Topology optimization of thin-walled structures
Thin-walled structures find applications in various disciplines, including aerospace, civil, and mechanical engineering, thanks to their high stiffness-to-mass ratio. Recent advancements in manufacturing processes, which enable the production of structural elements with complex geometries, have made topology optimization an integral part of the design process.
The intricate cross-sections of thin-walled beams result in complex deformation modes that are not adequately captured by traditional beam theories, especially when torsional behavior is expected. In addition, these elements are prone to buckling due to their slenderness.
In this presentation, we will discuss a recently developed efficient topology optimization method for designing these elements. The method relies on a density-based approach that is solved iteratively using an efficient gradient-based optimization framework, allowing for a large number of design variables. The optimization problem is formulated considering linearized buckling, stiffness, and stress constraints.

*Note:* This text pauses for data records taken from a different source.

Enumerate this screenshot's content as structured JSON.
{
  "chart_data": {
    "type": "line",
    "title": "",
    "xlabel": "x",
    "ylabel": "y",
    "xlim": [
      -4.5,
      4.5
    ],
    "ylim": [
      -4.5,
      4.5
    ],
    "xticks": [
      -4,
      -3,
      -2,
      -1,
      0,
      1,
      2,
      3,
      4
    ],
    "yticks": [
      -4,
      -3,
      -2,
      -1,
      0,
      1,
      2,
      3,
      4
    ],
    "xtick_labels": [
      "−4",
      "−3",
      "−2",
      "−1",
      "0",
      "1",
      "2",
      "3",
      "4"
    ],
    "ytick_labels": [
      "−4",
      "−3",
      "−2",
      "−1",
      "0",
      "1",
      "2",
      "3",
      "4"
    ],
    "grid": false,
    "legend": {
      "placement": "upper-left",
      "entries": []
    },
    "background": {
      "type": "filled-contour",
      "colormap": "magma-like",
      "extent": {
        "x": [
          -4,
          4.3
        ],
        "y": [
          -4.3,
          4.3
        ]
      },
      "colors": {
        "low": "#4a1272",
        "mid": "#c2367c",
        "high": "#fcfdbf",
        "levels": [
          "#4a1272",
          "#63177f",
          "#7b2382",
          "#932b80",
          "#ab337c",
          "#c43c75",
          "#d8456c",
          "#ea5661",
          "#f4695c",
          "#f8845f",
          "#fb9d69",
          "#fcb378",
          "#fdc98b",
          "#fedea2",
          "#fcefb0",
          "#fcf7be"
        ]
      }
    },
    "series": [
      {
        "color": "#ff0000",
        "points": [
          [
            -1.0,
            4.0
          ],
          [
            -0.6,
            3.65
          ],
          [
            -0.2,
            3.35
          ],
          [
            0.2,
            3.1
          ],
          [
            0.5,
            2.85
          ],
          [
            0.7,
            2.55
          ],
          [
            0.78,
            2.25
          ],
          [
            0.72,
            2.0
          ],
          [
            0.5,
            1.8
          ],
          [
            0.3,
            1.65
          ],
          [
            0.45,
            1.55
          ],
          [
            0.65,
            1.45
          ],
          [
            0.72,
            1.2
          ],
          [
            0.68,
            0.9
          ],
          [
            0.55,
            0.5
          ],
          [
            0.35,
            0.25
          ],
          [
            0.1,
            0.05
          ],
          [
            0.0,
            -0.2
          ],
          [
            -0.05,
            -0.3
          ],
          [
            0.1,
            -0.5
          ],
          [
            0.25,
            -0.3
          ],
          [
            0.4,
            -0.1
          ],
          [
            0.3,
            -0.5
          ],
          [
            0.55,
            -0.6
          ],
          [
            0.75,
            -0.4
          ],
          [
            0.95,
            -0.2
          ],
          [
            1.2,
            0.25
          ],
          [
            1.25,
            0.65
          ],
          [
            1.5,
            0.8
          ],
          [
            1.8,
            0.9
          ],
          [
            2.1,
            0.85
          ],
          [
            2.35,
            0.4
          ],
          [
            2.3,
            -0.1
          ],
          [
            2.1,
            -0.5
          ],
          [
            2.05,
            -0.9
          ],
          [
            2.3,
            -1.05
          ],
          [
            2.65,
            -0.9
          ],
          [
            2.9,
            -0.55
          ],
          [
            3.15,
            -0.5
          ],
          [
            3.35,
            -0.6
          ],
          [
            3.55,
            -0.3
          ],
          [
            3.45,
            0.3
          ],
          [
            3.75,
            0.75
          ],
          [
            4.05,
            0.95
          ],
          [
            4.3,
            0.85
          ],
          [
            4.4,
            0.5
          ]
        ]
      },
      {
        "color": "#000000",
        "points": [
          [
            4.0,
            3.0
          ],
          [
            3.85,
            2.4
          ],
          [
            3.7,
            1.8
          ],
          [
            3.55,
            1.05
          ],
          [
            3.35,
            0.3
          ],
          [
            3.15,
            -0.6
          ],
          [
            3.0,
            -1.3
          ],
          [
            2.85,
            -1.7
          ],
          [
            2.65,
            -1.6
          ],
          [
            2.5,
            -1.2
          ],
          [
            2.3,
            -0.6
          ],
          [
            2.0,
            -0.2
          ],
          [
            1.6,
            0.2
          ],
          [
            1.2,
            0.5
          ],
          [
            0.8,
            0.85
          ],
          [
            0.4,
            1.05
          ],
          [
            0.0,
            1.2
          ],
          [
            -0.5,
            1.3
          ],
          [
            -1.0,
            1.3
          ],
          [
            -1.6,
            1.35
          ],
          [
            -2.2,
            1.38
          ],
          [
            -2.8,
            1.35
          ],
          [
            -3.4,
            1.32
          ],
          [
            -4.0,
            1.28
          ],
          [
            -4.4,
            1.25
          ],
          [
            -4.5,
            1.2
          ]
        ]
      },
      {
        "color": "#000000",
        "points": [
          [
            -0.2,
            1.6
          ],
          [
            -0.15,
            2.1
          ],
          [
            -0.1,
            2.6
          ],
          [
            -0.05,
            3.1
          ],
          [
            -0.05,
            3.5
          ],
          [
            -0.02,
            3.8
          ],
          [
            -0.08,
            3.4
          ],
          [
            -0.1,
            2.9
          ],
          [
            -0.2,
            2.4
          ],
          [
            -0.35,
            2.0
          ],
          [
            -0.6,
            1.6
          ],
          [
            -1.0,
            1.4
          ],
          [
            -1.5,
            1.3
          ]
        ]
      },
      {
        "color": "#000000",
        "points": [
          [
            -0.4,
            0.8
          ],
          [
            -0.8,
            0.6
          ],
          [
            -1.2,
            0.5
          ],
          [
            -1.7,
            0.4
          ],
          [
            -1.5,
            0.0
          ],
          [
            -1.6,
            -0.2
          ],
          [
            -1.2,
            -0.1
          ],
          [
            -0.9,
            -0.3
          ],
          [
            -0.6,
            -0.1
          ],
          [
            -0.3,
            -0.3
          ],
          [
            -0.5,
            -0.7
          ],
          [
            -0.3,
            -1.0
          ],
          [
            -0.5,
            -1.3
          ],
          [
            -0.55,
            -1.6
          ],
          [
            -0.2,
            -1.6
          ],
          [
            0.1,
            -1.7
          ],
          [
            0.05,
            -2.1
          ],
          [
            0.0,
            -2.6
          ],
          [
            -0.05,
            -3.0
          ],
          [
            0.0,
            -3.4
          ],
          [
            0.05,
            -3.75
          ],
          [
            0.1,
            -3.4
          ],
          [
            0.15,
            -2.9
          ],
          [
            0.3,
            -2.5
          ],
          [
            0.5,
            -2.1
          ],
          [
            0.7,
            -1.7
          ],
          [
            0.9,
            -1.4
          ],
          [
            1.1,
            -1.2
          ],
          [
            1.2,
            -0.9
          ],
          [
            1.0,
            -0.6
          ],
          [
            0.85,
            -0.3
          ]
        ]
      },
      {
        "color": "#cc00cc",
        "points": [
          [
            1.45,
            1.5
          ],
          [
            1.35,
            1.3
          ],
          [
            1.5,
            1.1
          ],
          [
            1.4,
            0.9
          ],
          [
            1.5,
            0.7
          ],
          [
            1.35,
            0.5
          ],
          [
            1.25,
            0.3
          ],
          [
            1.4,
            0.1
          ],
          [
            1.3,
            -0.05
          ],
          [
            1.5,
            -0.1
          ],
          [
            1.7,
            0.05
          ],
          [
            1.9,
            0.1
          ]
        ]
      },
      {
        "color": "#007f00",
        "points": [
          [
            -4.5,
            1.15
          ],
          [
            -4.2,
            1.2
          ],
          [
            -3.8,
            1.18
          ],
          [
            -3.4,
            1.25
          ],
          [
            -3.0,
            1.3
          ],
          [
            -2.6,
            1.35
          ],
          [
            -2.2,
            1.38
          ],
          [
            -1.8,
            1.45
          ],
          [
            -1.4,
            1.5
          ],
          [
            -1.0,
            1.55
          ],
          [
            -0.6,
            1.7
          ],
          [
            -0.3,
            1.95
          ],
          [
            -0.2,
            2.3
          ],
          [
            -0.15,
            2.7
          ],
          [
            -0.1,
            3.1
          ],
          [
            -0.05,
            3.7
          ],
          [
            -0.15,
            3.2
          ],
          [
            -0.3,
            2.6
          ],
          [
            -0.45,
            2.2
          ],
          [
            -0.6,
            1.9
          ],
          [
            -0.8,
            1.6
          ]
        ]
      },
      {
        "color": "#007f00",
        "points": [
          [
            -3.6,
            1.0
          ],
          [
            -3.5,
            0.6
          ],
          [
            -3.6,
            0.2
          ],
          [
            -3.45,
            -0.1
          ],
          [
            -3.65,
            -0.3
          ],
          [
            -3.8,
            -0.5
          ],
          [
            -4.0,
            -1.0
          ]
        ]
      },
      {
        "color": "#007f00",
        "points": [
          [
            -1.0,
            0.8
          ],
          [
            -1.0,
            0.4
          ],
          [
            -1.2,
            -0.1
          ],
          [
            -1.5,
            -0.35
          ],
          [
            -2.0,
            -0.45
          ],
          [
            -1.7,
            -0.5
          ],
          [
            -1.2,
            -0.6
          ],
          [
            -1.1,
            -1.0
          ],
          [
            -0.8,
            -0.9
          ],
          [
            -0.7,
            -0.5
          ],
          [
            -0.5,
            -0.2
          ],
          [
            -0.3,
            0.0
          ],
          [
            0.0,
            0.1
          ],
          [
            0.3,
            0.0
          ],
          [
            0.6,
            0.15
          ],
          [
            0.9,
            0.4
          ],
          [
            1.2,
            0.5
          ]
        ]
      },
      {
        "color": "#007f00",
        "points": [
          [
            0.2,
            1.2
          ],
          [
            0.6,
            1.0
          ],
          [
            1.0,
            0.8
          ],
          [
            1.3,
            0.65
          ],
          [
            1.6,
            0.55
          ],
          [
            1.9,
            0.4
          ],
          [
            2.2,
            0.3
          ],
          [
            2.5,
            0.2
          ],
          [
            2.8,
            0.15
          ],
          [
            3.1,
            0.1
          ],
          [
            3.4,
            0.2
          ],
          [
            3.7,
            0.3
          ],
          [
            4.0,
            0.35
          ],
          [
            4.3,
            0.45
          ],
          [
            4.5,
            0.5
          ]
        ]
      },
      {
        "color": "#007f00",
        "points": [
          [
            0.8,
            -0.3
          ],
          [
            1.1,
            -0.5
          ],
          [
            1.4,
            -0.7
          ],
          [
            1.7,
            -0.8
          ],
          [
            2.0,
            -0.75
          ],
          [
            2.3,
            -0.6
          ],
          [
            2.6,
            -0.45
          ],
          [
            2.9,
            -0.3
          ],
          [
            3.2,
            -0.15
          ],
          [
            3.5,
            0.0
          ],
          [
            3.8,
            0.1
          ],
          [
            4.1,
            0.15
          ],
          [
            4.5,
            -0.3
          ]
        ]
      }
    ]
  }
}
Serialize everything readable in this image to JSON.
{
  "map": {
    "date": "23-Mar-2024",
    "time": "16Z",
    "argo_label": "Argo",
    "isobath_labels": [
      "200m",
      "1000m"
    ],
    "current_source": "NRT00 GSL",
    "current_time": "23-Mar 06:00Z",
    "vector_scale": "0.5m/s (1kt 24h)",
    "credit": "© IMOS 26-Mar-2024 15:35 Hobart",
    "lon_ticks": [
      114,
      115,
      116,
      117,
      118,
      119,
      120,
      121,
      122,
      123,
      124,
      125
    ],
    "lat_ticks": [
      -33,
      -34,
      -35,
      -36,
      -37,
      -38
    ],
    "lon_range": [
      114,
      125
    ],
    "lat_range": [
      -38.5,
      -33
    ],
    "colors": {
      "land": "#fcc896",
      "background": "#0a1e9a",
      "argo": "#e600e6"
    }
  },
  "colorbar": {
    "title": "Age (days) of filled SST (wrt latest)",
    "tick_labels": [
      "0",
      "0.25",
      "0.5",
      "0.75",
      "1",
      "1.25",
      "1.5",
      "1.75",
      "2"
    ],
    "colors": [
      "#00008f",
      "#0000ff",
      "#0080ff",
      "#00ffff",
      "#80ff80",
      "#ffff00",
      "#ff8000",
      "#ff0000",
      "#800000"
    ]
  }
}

The solution procedure of the optimization problem involves a large number of analyses of different designs, making traditional 3D FEM formulations impractical for such a problem. Therefore, we have developed a novel method for the analysis of these elements consisting of a 3D finite element mesh enhanced with global enrichment functions, utilizing the XFEM method. These global enrichment functions incorporate physical knowledge about the expected behavior of the beam, allowing for a substantial reduction in the computational burden.
The results demonstrate that the proposed approach allows designing these elements while considering various performance constraints.